Mit beiden Händen umfasste ich das Geländer. Fester. Immer fester, bis das Reiben des Metalls mir Schmerzen bereitete. Noah vermisste mich. Genau das waren die Informationen, die ich die letzten Wochen so schmerzlich hatte wissen wollen.

Ob er mich denn auch vermisste. Ob er an mich dachte. Ob ich ihm egal geworden war. Ob er mir verzeihen konnte.

Wieso musste ausgerechnet Elaine diese Nachrichten übermitteln?

»Und wieso bist du hier?«

»Ich weiß, dass es zu eurem Streit gekommen ist, weil ich nicht den Mund gehalten habe. Wofür ich mich nicht entschuldigen werde«, fügte sie schnell hinzu. »Es war nicht fair von dir, es ihm all die Jahre zu verschweigen. Er hatte ein Recht darauf, es zu erfahren.«

Möglich.

Sicherlich.

»Es wäre aber meine Entscheidung gewesen, es ihm zu sagen. Nicht deine.« Ich drehte mich halb zu ihr um. »Du hast mir diese Möglichkeit geklaut.«

Sie runzelte kurz die Stirn, ehe die Falten sich wieder glätteten. »Du siehst ihr viel ähnlicher, als ich.«

Natürlich. Wie hatte ich hoffen können, dass sie dieses leidige Thema nicht zur Sprache brachte. Sie war eben auch die Tochter unserer Mutter und nahm kaum ein Blatt vor den Mund. Doch das war ich auch und es wurde Zeit, dass sie mich kennenlernte.

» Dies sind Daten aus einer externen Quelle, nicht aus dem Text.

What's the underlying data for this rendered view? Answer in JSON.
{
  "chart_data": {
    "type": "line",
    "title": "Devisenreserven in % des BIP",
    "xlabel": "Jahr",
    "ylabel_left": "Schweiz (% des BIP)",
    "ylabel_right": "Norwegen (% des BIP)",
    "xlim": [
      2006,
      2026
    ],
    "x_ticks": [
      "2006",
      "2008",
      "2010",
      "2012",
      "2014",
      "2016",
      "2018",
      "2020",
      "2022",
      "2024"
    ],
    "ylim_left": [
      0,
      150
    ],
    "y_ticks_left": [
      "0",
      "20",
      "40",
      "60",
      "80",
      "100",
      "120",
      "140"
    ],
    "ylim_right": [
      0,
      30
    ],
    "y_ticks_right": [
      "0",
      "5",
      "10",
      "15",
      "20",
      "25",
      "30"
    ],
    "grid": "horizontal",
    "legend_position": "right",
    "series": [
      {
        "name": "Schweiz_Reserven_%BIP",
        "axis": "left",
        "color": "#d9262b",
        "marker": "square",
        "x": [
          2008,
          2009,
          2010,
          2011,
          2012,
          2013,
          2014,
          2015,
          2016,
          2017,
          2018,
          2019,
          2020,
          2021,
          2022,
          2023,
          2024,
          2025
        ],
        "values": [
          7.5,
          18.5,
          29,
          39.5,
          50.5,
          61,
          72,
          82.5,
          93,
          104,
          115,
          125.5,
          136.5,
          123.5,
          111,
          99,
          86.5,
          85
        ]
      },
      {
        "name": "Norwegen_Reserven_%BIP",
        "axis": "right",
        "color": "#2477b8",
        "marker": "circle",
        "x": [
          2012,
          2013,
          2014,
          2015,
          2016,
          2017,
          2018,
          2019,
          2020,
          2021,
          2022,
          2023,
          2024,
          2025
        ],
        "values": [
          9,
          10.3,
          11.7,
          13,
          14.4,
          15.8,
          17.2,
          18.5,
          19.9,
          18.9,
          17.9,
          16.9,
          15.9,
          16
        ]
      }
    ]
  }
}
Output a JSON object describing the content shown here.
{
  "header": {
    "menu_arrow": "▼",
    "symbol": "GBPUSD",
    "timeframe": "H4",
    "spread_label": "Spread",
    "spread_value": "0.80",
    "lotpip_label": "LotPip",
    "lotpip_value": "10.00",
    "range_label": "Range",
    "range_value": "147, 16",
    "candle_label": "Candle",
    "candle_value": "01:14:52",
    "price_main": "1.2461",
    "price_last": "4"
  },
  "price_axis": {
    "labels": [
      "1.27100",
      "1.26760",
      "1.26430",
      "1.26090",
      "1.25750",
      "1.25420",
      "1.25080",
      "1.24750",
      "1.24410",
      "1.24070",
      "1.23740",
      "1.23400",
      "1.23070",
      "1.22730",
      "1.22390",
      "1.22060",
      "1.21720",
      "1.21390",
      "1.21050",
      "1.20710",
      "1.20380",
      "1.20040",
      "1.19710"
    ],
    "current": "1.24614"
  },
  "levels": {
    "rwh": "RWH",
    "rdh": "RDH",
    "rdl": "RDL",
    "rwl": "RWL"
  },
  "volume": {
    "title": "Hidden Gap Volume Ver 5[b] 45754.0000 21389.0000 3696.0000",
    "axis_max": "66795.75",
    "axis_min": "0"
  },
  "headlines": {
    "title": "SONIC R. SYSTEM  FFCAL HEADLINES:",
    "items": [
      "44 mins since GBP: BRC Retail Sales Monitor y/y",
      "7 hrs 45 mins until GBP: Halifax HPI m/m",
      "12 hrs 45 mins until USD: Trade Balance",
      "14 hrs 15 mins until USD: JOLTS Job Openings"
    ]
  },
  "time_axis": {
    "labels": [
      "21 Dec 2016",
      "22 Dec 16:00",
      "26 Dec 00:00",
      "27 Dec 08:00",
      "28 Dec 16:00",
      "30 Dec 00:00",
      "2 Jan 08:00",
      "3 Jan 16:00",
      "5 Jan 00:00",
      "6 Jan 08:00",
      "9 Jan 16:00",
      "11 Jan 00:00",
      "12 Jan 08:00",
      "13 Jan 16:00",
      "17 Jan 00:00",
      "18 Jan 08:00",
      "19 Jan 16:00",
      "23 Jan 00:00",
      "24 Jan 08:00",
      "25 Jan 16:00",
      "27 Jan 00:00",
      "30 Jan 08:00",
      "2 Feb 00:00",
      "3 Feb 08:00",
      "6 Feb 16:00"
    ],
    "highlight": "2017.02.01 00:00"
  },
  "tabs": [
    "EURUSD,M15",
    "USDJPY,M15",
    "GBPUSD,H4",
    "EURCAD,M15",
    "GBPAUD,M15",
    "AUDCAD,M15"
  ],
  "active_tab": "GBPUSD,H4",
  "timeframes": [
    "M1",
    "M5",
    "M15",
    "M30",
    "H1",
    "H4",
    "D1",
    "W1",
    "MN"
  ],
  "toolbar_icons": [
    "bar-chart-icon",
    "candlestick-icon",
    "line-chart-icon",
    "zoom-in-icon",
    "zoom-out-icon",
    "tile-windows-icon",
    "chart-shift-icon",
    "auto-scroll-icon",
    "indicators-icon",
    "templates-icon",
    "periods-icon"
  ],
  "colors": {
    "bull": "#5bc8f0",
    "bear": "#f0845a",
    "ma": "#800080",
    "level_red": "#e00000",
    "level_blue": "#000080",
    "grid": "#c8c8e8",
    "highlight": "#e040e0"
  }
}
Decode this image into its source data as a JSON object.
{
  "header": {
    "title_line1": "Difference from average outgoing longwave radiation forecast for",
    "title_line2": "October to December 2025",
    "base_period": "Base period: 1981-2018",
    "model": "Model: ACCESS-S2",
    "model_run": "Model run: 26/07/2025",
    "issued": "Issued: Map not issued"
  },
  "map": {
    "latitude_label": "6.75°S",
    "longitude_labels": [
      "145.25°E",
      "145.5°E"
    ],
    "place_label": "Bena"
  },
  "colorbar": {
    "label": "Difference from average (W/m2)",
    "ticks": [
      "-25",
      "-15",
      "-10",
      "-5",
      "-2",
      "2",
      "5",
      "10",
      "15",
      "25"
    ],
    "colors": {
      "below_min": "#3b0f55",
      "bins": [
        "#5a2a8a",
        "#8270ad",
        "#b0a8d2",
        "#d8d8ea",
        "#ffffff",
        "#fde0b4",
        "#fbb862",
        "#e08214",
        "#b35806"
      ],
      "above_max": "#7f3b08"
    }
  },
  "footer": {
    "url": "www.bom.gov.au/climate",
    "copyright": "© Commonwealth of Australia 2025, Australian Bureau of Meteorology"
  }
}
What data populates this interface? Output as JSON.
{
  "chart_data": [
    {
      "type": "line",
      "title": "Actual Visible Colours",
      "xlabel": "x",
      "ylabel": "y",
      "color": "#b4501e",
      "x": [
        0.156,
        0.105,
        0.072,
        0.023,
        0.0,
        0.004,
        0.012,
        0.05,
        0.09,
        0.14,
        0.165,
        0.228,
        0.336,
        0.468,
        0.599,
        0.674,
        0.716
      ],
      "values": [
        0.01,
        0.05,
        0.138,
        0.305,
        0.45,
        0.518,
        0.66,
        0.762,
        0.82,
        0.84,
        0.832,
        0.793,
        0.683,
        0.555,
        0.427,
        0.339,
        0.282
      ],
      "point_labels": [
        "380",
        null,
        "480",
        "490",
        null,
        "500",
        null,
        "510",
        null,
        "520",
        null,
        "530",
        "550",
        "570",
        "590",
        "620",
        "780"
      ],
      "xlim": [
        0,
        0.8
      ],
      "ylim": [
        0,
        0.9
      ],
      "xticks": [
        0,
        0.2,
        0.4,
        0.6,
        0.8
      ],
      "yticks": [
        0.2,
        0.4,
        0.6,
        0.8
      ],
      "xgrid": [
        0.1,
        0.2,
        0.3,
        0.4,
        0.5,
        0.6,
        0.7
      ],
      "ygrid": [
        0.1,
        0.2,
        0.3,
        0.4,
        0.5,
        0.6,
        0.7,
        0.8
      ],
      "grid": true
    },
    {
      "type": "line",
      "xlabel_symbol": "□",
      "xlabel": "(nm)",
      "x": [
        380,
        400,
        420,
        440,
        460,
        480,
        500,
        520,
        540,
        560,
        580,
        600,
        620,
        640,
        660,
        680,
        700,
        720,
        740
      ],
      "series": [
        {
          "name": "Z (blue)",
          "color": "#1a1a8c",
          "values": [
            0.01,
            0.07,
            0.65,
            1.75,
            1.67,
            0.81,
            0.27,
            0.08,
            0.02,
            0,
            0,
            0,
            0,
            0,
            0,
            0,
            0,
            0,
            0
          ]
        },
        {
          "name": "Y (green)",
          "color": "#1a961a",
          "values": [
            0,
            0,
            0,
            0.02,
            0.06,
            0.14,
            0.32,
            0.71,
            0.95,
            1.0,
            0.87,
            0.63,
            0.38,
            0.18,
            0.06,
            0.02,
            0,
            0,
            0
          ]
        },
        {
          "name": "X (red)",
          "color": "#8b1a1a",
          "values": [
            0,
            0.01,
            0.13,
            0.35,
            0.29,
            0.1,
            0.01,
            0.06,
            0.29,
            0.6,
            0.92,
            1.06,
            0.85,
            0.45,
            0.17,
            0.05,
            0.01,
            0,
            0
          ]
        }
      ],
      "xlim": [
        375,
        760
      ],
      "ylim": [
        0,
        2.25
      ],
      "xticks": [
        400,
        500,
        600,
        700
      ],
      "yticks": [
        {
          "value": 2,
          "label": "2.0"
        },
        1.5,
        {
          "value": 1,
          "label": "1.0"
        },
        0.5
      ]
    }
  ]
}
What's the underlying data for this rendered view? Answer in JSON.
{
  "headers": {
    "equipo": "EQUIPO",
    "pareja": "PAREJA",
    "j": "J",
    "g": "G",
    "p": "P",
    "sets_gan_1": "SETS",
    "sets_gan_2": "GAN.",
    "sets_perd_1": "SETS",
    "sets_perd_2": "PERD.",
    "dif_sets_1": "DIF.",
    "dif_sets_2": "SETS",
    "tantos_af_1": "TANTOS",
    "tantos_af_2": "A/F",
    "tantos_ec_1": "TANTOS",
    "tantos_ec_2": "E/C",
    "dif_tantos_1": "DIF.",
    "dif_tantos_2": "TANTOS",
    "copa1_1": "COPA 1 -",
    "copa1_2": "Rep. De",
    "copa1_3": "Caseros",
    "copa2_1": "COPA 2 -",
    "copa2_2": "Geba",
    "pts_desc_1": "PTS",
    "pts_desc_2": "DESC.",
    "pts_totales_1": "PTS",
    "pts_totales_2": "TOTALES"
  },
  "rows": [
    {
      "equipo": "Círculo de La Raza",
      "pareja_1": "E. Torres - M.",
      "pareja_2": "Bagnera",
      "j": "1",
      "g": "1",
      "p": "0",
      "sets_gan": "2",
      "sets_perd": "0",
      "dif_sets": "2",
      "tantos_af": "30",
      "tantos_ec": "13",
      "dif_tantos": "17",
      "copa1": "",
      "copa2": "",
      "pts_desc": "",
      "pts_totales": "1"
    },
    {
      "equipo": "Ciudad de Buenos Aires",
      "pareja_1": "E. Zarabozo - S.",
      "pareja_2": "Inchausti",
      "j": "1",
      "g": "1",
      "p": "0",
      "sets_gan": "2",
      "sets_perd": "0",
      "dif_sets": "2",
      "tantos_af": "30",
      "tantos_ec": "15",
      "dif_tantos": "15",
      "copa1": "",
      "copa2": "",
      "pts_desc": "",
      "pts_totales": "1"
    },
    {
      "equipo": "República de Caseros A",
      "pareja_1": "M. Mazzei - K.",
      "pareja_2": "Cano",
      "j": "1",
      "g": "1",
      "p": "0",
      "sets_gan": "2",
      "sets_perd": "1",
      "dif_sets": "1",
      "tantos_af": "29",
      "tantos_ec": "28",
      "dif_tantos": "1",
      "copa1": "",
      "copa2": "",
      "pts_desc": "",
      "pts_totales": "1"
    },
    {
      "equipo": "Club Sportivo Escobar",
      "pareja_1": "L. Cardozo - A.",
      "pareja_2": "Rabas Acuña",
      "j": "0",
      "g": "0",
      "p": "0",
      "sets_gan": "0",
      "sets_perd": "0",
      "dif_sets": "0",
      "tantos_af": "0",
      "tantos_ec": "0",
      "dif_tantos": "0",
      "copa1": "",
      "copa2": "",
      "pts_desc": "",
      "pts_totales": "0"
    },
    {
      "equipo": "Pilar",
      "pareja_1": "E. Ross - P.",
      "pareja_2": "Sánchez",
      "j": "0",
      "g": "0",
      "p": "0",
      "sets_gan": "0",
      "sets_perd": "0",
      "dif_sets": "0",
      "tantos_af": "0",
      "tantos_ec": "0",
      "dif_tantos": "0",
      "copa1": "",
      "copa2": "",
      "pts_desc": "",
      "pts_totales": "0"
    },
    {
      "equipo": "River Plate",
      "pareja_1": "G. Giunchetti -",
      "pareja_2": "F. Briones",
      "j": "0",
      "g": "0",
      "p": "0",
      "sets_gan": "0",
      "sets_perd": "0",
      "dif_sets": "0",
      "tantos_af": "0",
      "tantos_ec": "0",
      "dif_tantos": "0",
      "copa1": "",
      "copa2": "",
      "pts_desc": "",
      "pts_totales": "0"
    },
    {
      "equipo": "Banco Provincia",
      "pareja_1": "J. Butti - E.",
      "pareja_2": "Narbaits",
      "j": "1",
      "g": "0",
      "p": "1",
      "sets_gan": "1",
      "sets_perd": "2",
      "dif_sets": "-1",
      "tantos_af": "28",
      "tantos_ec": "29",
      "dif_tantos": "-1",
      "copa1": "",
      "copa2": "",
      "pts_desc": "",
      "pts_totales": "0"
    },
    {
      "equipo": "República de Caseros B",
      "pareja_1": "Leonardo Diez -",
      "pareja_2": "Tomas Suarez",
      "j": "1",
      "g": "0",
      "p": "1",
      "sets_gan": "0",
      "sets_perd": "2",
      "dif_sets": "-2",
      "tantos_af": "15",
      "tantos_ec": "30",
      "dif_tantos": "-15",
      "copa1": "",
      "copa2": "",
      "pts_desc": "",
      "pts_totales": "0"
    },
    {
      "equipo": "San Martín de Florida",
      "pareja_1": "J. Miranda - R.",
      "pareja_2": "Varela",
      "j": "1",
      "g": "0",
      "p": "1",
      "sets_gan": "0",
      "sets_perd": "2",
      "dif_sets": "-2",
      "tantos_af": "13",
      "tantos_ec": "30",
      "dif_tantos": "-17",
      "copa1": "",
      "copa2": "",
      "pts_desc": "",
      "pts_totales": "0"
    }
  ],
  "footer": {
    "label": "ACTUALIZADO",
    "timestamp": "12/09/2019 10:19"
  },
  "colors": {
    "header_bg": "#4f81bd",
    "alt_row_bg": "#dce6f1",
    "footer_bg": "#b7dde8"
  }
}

»Glaubst du, ich habe Interesse daran, dir zuzuhören?«, keifte ich und ließ vollends das Geländer los, auch wenn ich mich nicht vom Fleck rührte. »Weißt du eigentlich, wie abartig du bist? Dich vor Noah als Heilige darzustellen, obwohl du vermutlich tiefer drin gesteckt hast als Alessandra selbst.«

Elaine widersprach umgehend. »Ich war keine Nutte, falls du dich das fragst.«

»Ich frage mich gar nichts!«, fuhr ich erbost fort. Wieso bildete diese blöde Schnepfe sich eigentlich ein, mich unterbrechen zu dürfen? Zu meiner Party zu kommen und mit geheucheltem Mitleid Noah gegenüber mein Interesse zu wecken?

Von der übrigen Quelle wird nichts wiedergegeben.